Neal Rothleder serves as the Lead Program Manager for Data Mining at digiMine, Inc. His focus is on delivering powerful, scalable data mining solutions to business users in an intuitive, actionable framework. His research interests include machine learning approaches to data mining, recently focusing on making academic research work in real-world problems and incorporating domain knowledge into data mining. Prior to joining digiMine, Dr. Rothleder was a Lead Engineer with the MITRE Corporation working on research and development in data mining technologies and applications. While there, he worked on projects in network intrusion detection, aviation safety, and a variety of fraud detection scenarios. Dr. Rothleder has held adjunct faculty appointments at the University of Michigan and George Mason University. He holds a Ph.D. and an M.S. in Computer Science and Engineering from the University of Michigan.

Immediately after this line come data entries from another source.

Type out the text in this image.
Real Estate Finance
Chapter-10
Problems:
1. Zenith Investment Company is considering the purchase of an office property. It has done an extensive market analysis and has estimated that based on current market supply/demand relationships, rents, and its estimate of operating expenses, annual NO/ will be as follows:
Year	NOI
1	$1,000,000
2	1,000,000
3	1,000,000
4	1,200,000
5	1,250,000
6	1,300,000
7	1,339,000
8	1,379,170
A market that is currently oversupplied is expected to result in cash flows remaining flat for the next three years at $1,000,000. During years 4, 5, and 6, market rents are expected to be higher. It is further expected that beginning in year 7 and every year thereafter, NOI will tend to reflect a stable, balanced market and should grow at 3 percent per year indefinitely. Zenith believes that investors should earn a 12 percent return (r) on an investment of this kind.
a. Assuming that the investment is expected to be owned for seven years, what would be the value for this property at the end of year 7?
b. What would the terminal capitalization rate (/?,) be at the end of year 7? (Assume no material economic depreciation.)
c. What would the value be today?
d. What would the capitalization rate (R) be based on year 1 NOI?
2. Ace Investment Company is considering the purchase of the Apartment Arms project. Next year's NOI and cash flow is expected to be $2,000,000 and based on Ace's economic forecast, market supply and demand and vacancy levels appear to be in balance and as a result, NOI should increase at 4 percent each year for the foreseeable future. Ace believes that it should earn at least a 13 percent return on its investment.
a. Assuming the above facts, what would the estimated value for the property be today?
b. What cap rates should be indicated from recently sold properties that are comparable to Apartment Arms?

Paul Bradley is Data Mining Development Lead at digiMine. His primary focus is on integrating data mining technology into digiMine's service offering. Prior to joining digiMine, he was a Researcher in the Data Management, Exploration and Mining Group at Microsoft Research. While at Microsoft Research, he worked on developing new data mining algorithms and on shipping data mining components in Microsoft products such as SQL Server and Commerce Server. His research interests include classification and clustering algorithms; underlying mathematical problem formulations; and issues related to scalability. He received the Ph.D. degree from the University of Wisconsin in 1998 on the topic of mathematical programming and data mining. Paul serves as Associate Editor of SIGKDD Explorations, is KDD-2001 Exhibits Chair and was KDD-2000 Publicity Chair.